En mi caso la medicación fue fundamental para la recuperación y la terapia me ayudó a entender que así como hay gente con asma o gente estreñida, a mí me tocó vivir con depresión: que esta es una enfermedad que altera la manera en la que pienso, reacciono y me relaciono y que no debo tenerle miedo a las recaídas ni a sentirme vulnerable. Vivir con depresión me ha enseñado muchísimo: a rodearme de la gente correcta, a racionalizar y desmenuzar las emociones, a despertarme todas las mañanas con la determinación de hacer de este un día de puta madre y a escribir bonito, porque vivo con los sentimientos muy a flor de piel todo el tiempo.

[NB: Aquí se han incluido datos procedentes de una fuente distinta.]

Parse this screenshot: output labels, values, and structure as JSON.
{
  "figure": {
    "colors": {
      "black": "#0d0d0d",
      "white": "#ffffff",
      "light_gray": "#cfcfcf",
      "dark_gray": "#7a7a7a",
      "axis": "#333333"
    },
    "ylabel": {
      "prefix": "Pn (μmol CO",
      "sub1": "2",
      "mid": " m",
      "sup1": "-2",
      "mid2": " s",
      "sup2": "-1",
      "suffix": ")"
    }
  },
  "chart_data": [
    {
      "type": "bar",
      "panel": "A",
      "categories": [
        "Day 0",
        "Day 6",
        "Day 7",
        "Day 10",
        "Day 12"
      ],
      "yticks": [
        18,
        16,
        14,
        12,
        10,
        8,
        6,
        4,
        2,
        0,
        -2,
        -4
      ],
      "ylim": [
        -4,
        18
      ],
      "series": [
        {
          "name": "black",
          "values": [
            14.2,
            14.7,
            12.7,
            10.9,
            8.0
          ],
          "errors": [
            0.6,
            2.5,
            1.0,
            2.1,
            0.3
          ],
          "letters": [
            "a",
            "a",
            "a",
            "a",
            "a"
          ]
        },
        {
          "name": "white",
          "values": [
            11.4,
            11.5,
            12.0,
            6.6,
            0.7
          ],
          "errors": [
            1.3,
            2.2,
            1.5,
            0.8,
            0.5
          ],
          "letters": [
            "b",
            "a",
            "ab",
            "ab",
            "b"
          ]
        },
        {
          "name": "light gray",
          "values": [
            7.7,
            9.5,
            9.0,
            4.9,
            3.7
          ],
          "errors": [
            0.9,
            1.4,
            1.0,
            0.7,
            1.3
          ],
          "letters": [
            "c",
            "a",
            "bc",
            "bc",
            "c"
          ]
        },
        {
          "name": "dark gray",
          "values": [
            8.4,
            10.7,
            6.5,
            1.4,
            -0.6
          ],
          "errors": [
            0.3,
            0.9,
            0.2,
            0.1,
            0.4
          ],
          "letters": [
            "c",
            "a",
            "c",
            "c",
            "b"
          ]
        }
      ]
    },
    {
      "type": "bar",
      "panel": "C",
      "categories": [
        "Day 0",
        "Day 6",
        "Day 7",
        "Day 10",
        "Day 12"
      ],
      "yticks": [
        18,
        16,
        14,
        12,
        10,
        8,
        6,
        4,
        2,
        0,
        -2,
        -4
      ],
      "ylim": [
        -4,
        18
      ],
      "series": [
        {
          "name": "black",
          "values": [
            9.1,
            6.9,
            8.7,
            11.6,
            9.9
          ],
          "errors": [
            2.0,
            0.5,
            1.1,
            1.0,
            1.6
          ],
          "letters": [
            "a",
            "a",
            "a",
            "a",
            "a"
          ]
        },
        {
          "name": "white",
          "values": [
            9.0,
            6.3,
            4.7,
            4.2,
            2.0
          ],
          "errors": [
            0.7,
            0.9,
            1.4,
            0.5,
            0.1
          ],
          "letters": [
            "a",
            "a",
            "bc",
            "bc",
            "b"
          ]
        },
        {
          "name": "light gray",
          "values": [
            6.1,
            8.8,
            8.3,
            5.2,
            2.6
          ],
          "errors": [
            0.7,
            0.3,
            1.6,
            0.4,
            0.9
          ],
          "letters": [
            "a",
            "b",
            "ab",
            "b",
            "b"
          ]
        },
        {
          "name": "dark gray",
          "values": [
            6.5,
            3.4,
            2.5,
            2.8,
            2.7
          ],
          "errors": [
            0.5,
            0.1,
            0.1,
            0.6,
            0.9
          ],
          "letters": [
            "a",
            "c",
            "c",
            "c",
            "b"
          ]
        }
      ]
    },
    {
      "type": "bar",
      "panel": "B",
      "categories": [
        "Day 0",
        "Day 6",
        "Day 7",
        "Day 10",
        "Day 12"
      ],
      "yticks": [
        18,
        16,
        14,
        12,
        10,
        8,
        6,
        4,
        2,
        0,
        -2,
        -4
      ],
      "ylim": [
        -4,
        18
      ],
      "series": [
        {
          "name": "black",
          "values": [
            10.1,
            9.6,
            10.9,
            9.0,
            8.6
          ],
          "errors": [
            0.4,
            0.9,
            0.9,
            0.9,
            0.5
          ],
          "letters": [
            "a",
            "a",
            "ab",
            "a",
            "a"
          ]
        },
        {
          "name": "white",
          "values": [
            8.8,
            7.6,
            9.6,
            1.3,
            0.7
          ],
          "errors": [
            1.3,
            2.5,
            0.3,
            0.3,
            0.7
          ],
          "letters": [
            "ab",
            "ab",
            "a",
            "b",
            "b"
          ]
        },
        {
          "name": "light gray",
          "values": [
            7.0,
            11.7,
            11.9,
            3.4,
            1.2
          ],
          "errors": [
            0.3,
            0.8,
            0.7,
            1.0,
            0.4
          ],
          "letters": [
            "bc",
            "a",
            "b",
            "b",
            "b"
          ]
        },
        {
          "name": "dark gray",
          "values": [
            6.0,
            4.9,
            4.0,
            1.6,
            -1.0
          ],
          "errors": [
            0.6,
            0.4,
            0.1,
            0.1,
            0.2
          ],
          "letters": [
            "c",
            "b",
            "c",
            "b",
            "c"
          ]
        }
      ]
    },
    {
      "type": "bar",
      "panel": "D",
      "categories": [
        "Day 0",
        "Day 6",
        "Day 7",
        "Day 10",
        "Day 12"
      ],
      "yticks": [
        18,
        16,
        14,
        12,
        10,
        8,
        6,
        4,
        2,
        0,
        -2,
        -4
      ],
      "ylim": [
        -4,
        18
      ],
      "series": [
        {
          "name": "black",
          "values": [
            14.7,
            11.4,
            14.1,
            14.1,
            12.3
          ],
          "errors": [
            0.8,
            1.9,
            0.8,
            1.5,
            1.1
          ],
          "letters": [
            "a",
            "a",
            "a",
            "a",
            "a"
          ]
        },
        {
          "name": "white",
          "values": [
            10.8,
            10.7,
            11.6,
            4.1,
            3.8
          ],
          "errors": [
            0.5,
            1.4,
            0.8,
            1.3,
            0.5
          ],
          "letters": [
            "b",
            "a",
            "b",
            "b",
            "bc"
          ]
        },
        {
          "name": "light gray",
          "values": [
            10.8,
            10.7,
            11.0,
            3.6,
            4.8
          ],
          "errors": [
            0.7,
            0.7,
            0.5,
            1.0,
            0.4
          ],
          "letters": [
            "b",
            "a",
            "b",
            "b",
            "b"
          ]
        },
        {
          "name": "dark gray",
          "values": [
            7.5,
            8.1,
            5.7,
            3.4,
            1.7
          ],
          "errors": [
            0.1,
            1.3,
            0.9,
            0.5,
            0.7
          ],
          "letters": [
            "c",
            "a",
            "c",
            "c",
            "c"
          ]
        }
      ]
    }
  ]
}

Cormac McCarthy dijo que “Las cicatrices tienen el extraño poder de recordarnos que nuestro pasado es real” y no le falta razón: tengo cicatrices que antes de 2004 no existían y hay días en que esas heriditas interiores pican más que otros. A día de hoy hacer trámites me supera, un grano significa que me voy a morir, pienso todo el tiempo que la he cagado y amo los spoilers porque sólo así puedo ver pelis en paz. Encontrar el orden perfecto (para lo que sea) puede tomar toda mi energía, me desenvuelvo fatal en grupos grandes de extraños, se me dan pésimo los enfrentamientos y la rutina, lejos de aburrirme, me alivia y reconforta. No soy más una persona de mañanas (a veces ni de tardes) y el humor ha sido siempre mi mejor salvoconducto. He tenido dos recaídas considerables (he aprendido ya a perdonármelas) y he superado muertes, rupturas, despidos y cuernos como cualquier hija de vecina. Aún no he sido capaz de ver completa «Escuela de Rock» después de casi 12 años, pero me he reconciliado ya conmigo misma pues he sido capaz de hacer muchísimas cosas más.

Si te sientes como en una canción de Alex Ubago, pide ayuda. Nadie debe sentirse nunca así.